Monday, November 20, 2006

Check out this article on NYTimes. It refers to the way in which American foreign policy is affected by a particular or peculiar? way of interpreting the Bible in dispensationalism.

http://www.nytimes.com/2006/11/14/washington/14israel.html?_r=1&adxnnl=1&oref=slogin&adxnnlx=1164038613-evQuD24ebXTZyRKqERnt2A

Evangelicals and politics is a major topic of conversation currently and well it should be.

Thursday, November 16, 2006

I have read a few blogs around and some other sources that are talking about the end of state conventions as viable Baptist entities. These bloggers may be right that the current shape of Baptist connectionalism will change, but I am not so quick to predict the end of state conventions. I think that they will change shape significantly, perhaps morphing into affinity groups rather than geographical entities, but Baptists have been connectional from the very beginning.

The first associations were formed for mutual help and connection. The associations enjoyed getting together for fellowship and discussion about issues that faced the churches. Just read the minutes of the Philadelphia Baptist Association and you'll see.

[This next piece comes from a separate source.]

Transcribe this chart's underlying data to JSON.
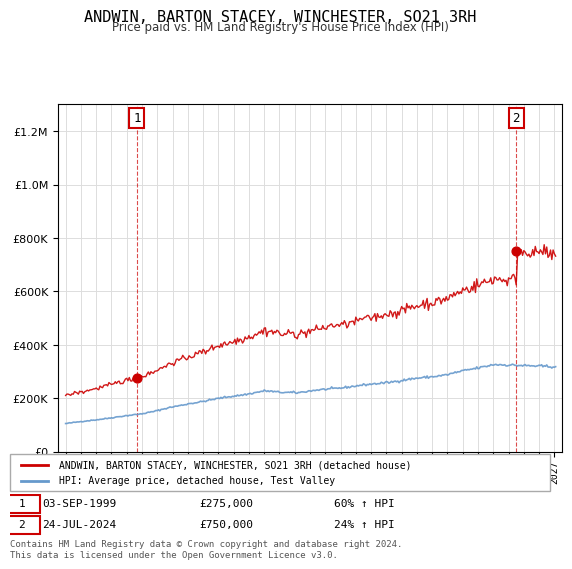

That association is about to celebrate its 300th aniversary next year.

Baptists are connectional people because they have discovered that they can and should work together to "advance the Redeemer's kingdom" as the founding documents of the Southern Baptist Convention describe things. This connectionalism will remain because Baptists know that they accomplish so much more when they work together.

Baptist conventions and associations are worth keeping not just because we've always done it that way, but because they serve as useful tools to do God's work and connect together for fellowship and Christian love.

Wednesday, October 18, 2006

Baptists have always utilized confessions of faith to express their understanding of the Christian life. Leon McBeth's Baptist Heritage describes several ways in which Baptists used confessions.

What ways were you particularly interested in?

Are these still valid uses of confessions today?

How can they be abused?

How do they relate to the other notion that Baptists hold called the "priesthood of the believer?"

Monday, October 09, 2006

The theories on Baptist origins have fascinated me since I first began to study Baptist history. I took William Estep's course on the Anabaptist Reformation and wrote a very basic paper on the relationship between Baptists and Anabaptists. Estep was a proponent of Anabaptist influence on the formation of both the General and Particular Baptists. Later on, in my dissertation on Primitive Baptists, I articulated the idea that the successionistic theory of Baptist origins was so popular among rank and file Baptists in the 19th century because they were intent to prove that they did not fall victim to the corruptions that had rendered the bulk of Christianity invalid. Baptists were pure because they had never lost the authentic expression of New Testament Christianity which they found expressed in the pages of the New Testament.

Are Baptists today interested in preserving New Testament Christianity? Is it necessary to do so? Do we need biblical authority for all our organizations such as associations and conventions? These are just some of the questions that can be raised after examining the different theories of Baptist origins. What others can you think of?

Monday, October 02, 2006




I really am a bowtie Baptist. Here I am wearing my "Vitruvian Man" bowtie from Beauties Ltd. of Vermont.

Saturday, September 02, 2006

This blog is dedicated to exploring the Baptist Heritage in all its complexity. Along the way I hope to explore this complexity, looking at what it is that Baptists have in common as well as what makes each group distinct.